In January 2025, Digitally Right (Bangladesh), Digital Rights Foundation (Pakistan), and Hashtag Generation (Sri Lanka) convened in Colombo and the Digital Accountability Collective South Asia (DACSA) emerged from a shared commitment to address pressing concerns regarding platform governance, accountability, and the broader impact of existing and emerging technologies in South Asia. 

... The coalition aims to come forth as the first step in a wider South Asian collective that brings together the concerns and wealth of experience of three organizations who have been working on the ground to foster equality and safety in online spaces and hold tech platforms accountable.

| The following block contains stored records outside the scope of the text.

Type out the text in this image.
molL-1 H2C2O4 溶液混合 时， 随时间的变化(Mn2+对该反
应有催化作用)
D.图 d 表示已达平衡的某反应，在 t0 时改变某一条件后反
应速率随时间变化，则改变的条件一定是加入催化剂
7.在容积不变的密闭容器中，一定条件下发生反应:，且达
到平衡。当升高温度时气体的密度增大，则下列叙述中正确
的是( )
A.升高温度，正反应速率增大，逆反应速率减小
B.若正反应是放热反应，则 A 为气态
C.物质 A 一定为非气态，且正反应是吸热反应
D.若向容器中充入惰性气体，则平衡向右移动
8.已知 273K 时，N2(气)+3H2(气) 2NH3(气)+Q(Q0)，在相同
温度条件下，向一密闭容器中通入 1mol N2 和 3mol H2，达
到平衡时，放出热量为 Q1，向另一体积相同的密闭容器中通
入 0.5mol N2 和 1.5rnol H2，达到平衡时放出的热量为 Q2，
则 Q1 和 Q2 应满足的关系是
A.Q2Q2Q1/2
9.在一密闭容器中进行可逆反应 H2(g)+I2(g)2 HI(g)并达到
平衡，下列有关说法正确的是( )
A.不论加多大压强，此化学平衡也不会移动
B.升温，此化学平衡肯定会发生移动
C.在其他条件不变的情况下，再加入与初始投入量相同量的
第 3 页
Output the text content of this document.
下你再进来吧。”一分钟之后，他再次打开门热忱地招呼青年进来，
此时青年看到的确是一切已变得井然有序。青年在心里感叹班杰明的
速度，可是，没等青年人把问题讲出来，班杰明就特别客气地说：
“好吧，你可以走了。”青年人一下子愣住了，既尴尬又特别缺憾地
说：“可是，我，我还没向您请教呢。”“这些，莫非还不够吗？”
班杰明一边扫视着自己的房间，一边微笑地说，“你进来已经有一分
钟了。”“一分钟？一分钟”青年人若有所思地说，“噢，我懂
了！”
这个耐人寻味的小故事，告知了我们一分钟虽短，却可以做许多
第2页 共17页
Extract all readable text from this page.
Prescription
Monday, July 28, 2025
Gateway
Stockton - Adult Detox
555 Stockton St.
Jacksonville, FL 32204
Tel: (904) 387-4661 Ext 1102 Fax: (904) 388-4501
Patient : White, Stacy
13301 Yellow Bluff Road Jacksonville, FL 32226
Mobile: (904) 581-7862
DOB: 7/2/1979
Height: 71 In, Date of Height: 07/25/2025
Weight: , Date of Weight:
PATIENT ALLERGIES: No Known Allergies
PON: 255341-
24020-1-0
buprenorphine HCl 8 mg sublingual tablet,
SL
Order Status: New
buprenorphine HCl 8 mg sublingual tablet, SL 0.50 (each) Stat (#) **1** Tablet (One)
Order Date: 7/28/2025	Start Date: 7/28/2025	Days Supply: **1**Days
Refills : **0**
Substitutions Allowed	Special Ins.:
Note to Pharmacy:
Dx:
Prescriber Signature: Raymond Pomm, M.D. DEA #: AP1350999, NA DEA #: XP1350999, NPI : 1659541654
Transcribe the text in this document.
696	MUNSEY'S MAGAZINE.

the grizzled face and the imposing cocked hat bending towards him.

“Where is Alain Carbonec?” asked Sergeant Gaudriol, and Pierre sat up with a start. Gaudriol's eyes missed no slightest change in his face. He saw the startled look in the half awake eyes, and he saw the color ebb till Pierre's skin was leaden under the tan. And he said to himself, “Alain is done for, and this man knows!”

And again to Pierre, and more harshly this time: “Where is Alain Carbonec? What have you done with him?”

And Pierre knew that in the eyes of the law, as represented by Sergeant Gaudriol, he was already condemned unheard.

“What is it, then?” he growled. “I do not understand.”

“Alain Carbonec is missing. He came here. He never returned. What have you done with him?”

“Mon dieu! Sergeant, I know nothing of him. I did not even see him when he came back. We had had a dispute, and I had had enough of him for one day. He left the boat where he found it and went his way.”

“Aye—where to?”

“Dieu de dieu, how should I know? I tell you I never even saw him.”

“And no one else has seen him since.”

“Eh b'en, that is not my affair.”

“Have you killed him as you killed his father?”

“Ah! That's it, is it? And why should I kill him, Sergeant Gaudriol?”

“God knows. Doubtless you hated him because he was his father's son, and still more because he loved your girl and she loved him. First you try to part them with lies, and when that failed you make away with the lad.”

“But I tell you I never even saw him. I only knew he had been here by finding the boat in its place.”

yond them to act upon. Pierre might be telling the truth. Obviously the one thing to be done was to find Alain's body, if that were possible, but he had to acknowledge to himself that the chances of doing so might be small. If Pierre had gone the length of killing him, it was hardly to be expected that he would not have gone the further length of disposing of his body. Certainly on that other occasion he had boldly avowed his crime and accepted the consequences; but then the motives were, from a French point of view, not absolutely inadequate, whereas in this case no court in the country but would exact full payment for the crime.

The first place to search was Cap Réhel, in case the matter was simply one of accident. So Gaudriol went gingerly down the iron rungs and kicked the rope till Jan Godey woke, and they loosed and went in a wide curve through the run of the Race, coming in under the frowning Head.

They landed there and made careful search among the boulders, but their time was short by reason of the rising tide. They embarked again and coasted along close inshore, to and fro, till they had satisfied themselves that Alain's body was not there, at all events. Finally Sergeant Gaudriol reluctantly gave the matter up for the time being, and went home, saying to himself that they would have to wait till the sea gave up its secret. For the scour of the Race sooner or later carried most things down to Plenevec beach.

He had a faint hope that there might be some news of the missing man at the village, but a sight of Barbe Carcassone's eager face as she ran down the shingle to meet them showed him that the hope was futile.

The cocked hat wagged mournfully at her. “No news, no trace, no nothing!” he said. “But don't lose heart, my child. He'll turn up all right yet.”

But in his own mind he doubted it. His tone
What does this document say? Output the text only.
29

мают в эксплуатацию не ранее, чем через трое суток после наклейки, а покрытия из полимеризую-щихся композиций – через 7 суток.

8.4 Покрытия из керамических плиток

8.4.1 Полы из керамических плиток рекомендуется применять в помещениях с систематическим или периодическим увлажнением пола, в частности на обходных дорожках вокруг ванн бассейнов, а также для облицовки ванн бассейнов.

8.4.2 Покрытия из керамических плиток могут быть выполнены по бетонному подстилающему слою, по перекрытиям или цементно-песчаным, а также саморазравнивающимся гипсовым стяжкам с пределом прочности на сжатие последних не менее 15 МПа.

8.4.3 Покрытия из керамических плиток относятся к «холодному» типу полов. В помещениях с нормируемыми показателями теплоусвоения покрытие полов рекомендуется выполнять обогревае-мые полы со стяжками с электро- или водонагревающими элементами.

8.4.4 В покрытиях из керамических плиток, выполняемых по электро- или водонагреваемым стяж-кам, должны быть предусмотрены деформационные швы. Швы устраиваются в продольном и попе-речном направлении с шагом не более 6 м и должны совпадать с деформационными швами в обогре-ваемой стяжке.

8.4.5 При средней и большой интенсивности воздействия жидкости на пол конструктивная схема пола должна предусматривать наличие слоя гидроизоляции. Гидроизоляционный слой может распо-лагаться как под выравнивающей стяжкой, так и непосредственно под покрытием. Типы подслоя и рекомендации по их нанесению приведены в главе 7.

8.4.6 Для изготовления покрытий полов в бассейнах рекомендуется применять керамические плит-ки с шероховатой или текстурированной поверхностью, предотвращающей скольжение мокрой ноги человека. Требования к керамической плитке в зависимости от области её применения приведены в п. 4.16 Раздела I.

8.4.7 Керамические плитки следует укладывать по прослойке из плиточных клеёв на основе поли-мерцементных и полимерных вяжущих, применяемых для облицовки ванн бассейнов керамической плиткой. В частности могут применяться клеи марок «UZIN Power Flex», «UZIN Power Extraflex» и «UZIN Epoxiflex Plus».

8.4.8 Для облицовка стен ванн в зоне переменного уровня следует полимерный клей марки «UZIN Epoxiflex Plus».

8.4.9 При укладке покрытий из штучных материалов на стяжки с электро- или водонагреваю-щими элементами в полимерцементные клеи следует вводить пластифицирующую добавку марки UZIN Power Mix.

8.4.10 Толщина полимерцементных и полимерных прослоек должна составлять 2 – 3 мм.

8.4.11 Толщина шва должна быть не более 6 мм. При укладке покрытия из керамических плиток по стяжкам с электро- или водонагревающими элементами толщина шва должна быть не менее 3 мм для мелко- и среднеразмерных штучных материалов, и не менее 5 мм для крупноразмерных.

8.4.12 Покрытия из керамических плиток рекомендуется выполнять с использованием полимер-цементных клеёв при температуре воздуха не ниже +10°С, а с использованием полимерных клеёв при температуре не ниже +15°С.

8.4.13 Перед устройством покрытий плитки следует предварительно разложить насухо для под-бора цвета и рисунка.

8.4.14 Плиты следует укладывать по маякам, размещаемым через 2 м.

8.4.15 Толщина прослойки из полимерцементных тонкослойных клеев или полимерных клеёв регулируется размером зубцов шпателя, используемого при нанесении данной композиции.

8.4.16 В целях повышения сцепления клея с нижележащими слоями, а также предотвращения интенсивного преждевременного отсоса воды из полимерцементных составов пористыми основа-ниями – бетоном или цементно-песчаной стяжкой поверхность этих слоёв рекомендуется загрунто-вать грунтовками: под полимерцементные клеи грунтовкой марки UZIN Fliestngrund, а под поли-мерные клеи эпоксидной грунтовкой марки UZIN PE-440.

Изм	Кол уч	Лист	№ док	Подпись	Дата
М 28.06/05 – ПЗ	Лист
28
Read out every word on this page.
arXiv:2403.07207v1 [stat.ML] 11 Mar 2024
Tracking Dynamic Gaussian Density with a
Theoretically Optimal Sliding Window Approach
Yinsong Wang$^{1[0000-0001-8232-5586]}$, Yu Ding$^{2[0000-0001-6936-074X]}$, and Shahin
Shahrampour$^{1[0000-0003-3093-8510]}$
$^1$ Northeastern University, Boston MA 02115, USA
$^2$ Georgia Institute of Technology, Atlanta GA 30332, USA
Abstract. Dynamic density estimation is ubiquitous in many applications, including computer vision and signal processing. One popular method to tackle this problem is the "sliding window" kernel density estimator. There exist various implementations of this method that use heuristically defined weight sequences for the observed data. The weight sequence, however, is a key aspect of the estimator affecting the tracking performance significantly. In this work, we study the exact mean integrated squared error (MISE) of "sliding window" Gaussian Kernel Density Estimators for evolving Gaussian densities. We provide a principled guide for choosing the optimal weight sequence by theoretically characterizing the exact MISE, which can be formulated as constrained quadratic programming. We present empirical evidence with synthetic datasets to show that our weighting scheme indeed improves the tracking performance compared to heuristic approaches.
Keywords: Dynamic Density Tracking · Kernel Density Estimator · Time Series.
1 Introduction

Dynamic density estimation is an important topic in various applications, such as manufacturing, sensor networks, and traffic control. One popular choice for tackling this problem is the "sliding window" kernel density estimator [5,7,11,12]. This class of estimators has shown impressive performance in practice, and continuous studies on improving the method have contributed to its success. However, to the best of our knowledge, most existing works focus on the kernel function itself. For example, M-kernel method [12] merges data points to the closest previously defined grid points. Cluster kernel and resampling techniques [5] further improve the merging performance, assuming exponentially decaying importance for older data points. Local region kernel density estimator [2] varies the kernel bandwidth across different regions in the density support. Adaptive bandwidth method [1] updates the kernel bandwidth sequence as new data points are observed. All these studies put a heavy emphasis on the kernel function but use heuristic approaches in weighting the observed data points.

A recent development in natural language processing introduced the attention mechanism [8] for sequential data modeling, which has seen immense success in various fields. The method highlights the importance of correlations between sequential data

DACSA expresses grave concern over the growing trend among social media and tech corporations to enact drastic policy changes, reportedly influenced by commitments to align with the current US administration’s priorities. These shifts, which include delegitimising fact checking and dismantling safeguards for marginalized communities risk exacerbating misinformation, political instability, communal violence, and democratic backsliding in regions like South Asia. 

The erosion of accountability mechanisms, including protections for gender and marginalized identities, blatantly disregards the severe offline consequences of online hate speech and discrimination. By outsourcing enforcement to flawed user-reporting systems and abandoning proactive safeguards, tech companies disproportionately burden vulnerable communities already grappling with systemic harassment and violence. Such actions reveal a troubling prioritization of corporate and political interests over regional safety and equity. We urge all social media and tech companies to halt this dangerous trajectory and engage meaningfully with civil society to develop policies that prioritize user well-being. In South Asia, where digital platforms increasingly dictate political discourse and public safety for millions, the stakes of these profit-driven experiments are intolerably high.